Let’s look at the landed costs formula in action. For the sake of this example, you run a business that sells custom T-shirts. Here are your expenses:

Unit cost: $2/unit (500 total units)

Shipment cost: $500, or $1/unit

Customs: 2%, or $0.04/unit

Risk: $5/unit

Overhead: $1.50/unit

Landed costs = $2 + $1 + $0.04 + $5 + $1.50 = $9.54

So, in order to make a profit, you’d need to mark up the shirts higher than $9.54 to make a profit. As you can see, overlooking just one factor could have a major impact on your bottom line, especially when you extrapolate to many products over long periods of time.

Three ways to reduce landed costs to increase your profit margin

If your landed costs are climbing higher than expected, your natural reaction might be to mark up your prices to pad your margins. However, a thorough audit of your landed costs can help you increase your profits without asking your customers to pay more.

Some fees that go into your landed costs are out of your control, such as taxes. But here are a few ways to keep costs under control:

1. Audit your supply chain partners

Unexpected extra fees are one of the most common causes of high landed costs. To ensure you’re getting the best value, compare what you’re paying for third party logistics, distribution centres and shippers versus other options on the market. If you’re happy with your current partners, you can try to negotiate better rates with them, especially if your relationships with your supply chain partners are strong.

2. Optimise your warehouse operations

An unorganised warehouse can lead to costly supply chain problems. Maybe you’re holding too much safety stock or your staff can’t find items in a timely fashion. Instead of relying on clunky spreadsheets to analyse your stock, leverage warehouse management software to get real-time insights and custom reports so you can identify weak spots before they hurt your bottom line.

3. Take advantage of inventory management software

As your business becomes more complex, so does managing inventory, especially if you do international shipping. According to the 2016 National Retail Security Survey, 16.5% of inventory “shrinkage” - i.e. lost inventory - stemmed from administrative and paperwork errors. This would result in costly audits and lost time.

QuickBooks automatically handles inventory management tasks and tracks every item in real time to mitigate the risk of backorders or carrying excess stock. It also helps you plan purchases from wholesalers and manufacturers, take advantage of early order discounts and forecast trends.
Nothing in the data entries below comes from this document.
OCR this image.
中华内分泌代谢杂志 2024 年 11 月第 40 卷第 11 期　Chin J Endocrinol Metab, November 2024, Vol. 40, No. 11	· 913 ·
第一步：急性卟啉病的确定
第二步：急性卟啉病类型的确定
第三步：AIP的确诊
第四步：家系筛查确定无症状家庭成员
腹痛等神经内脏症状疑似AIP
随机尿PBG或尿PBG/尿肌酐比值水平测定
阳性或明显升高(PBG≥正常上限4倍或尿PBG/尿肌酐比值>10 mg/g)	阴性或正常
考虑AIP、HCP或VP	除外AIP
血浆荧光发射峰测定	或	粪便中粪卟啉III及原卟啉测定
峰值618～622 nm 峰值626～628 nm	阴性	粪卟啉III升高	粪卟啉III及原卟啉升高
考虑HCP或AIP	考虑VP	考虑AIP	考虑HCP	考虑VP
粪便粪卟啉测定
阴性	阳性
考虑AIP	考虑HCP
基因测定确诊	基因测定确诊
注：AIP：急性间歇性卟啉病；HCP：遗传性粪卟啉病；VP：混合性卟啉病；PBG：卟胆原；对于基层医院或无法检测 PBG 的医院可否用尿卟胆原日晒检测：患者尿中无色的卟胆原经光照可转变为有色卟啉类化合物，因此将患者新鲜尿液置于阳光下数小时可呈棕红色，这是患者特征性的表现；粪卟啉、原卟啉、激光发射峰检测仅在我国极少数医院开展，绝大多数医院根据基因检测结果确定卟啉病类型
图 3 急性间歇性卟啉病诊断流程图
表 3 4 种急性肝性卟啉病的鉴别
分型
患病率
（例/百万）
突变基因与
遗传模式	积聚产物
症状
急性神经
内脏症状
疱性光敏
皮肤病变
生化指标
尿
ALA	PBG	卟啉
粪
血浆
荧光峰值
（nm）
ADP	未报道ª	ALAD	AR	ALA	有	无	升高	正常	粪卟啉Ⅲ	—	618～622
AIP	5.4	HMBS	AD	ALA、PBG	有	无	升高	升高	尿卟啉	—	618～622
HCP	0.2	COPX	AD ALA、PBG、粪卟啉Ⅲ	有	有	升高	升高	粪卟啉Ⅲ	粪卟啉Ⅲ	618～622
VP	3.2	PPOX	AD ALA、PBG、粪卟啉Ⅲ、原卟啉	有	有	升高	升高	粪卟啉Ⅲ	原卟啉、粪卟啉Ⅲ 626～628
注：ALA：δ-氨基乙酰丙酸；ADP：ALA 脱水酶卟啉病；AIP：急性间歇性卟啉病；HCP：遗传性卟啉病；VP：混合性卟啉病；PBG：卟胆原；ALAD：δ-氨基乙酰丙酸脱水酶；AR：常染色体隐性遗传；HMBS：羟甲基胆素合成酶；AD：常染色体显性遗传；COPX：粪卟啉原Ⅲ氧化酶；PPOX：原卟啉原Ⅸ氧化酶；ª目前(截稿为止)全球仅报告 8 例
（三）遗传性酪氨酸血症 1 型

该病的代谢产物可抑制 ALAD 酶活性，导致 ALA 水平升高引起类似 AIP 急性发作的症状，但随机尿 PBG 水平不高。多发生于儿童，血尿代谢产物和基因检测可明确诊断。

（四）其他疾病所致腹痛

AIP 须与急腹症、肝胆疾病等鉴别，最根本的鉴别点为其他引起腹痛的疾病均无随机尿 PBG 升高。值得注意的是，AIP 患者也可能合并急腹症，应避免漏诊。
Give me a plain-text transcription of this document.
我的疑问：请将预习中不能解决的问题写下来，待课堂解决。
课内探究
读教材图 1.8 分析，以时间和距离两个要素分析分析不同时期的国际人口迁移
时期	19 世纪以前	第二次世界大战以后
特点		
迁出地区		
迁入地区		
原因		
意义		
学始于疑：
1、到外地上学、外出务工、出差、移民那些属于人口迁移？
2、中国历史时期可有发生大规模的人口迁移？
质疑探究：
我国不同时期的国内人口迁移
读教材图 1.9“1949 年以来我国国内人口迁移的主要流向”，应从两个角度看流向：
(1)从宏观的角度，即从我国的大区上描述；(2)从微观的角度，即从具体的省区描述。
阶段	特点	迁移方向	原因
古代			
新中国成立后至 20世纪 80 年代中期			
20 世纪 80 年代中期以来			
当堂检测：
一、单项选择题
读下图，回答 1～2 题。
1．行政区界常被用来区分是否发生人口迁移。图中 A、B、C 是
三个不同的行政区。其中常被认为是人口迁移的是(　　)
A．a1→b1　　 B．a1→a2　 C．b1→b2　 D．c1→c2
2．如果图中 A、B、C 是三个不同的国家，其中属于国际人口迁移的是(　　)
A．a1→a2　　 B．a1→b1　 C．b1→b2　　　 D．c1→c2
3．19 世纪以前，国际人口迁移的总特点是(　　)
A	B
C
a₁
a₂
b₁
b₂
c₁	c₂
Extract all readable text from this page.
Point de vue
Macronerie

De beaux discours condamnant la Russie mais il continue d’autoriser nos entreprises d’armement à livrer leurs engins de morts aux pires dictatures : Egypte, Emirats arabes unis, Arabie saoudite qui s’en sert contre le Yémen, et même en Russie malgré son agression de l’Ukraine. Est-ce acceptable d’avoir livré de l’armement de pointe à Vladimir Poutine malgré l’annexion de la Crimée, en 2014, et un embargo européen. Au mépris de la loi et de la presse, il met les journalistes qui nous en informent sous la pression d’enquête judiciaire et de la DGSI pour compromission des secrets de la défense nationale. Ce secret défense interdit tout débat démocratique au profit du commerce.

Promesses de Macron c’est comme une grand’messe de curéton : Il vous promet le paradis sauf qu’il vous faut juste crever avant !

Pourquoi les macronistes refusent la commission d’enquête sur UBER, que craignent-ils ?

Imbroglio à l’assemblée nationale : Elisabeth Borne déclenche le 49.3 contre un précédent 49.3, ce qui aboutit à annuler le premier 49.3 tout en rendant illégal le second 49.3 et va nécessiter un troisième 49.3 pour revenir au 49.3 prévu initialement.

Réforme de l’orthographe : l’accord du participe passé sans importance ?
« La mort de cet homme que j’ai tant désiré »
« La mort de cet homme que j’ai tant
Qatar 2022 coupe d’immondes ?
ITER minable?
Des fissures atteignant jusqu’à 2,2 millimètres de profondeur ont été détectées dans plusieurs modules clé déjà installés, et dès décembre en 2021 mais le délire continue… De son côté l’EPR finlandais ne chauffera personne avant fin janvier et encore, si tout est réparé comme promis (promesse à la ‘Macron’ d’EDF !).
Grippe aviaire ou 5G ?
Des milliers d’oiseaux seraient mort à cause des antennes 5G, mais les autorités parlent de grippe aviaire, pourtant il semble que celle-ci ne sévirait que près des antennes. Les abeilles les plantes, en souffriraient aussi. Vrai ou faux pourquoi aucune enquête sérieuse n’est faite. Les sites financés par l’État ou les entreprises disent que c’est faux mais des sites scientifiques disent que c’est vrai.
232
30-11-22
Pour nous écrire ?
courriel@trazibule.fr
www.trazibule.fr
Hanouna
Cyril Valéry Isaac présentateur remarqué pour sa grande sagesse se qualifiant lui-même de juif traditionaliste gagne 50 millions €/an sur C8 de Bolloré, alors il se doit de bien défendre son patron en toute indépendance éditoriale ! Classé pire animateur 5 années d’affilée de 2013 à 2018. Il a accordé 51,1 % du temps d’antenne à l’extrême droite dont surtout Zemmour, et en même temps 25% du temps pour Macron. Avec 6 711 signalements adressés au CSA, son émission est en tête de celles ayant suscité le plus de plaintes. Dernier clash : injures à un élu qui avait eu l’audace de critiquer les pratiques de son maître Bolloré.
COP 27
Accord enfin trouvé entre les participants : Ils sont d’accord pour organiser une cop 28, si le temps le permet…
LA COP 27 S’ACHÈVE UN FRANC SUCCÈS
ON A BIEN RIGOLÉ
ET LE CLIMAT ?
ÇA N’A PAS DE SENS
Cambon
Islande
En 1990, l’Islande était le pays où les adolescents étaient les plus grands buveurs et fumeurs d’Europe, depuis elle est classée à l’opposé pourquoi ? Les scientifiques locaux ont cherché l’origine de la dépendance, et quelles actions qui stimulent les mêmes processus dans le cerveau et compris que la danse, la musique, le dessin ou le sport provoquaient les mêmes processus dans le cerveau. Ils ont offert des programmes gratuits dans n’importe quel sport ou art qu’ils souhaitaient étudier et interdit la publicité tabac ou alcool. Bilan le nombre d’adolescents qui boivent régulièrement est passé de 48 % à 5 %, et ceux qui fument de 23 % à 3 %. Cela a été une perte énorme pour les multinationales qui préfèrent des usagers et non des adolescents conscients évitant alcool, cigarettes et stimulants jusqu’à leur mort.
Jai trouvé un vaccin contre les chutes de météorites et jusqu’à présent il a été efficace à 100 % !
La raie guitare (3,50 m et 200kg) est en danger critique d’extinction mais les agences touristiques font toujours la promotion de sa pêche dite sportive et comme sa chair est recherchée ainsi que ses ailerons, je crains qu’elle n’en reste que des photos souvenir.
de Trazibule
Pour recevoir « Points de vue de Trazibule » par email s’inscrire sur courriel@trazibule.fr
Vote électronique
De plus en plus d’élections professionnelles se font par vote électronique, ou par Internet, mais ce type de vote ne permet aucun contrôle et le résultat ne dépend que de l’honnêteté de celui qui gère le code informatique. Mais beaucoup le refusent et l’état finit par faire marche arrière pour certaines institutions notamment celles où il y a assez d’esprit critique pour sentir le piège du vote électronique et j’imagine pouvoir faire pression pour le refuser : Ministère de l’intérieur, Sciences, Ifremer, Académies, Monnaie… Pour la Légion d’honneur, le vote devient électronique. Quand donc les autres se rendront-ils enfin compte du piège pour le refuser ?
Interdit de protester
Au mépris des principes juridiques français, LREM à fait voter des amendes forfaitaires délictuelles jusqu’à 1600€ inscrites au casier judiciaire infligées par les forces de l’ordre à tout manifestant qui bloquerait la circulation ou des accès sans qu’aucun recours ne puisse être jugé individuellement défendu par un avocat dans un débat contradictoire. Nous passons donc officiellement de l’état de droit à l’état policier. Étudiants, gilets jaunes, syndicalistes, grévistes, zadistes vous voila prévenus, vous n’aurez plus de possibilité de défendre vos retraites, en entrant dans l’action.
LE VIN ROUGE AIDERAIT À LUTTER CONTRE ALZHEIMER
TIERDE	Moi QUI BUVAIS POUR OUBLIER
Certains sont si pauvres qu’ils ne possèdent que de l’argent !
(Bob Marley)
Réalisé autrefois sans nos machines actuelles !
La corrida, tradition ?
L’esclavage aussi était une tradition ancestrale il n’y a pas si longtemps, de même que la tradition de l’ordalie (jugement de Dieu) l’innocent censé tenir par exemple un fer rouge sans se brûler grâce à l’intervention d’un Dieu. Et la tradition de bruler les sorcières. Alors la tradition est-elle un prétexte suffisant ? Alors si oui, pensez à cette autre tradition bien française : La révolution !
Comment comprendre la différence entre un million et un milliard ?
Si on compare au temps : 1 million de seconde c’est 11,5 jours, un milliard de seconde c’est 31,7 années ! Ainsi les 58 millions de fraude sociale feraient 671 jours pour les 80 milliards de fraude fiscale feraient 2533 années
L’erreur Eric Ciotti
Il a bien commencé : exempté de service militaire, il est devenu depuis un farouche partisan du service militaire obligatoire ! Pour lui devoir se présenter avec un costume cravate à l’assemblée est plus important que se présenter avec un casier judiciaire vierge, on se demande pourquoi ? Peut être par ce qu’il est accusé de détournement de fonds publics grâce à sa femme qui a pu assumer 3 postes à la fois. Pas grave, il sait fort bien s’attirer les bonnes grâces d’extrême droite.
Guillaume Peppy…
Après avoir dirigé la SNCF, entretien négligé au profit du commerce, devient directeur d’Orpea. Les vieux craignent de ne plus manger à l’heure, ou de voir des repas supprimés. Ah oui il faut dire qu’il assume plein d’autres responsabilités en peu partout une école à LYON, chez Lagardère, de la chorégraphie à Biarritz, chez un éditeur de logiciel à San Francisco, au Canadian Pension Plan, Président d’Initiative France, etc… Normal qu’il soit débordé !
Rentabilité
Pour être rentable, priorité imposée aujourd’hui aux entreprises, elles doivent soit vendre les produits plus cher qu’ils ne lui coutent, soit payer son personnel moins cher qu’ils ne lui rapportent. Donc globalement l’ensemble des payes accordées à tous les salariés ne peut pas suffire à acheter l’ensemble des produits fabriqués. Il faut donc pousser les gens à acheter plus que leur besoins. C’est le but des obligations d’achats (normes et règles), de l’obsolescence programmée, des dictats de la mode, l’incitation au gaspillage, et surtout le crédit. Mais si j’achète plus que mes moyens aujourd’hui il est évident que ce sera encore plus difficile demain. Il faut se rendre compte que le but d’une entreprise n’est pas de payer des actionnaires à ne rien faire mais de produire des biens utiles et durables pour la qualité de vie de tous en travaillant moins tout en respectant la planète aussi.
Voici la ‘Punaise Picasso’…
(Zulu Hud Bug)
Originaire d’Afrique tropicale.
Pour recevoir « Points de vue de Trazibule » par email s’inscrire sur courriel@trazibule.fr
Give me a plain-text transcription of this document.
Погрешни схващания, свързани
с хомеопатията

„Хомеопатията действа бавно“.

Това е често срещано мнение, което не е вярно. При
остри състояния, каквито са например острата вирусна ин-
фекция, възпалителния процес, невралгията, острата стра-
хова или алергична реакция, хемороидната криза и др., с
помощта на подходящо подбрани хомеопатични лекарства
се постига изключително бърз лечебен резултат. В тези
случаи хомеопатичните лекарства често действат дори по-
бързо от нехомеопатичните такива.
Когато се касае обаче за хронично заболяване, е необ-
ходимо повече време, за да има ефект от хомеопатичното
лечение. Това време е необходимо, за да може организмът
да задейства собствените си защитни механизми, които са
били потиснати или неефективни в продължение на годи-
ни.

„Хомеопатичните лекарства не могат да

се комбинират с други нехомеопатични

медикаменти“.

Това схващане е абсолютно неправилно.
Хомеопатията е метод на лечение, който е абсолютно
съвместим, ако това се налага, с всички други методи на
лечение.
Benefits of tracking landed costs with QuickBooks 

Tracking landed costs is essential to maximise profits and save precious time. QuickBooks makes it easy to identify the true cost of your shipments so you can spend less time crunching numbers and more time growing your business.

With the QuickBooks landed costs functionality, you can automatically factor in freight costs, customs duties, insurance and other expenses to get a holistic understanding of what it costs to get your customers what they order. You can even calculate landed costs for old bill items from closed accounting periods to keep your records as accurate as possible.

Best of all, your landed costs tracking will sync with your accounting, pricing, reporting, inventory management and other features within QuickBooks so you can keep your whole business organised in one dashboard.

Final thoughts

Whether you’re shipping across states or across the globe, knowing the true cost of the products you ship is essential to make informed business decisions. Shipping costs are important, but that’s only one part of a much larger equation that impacts your team, your customers, and your bottom line. By keeping close tabs on landed costs, you’ll be able to budget more accurately than ever.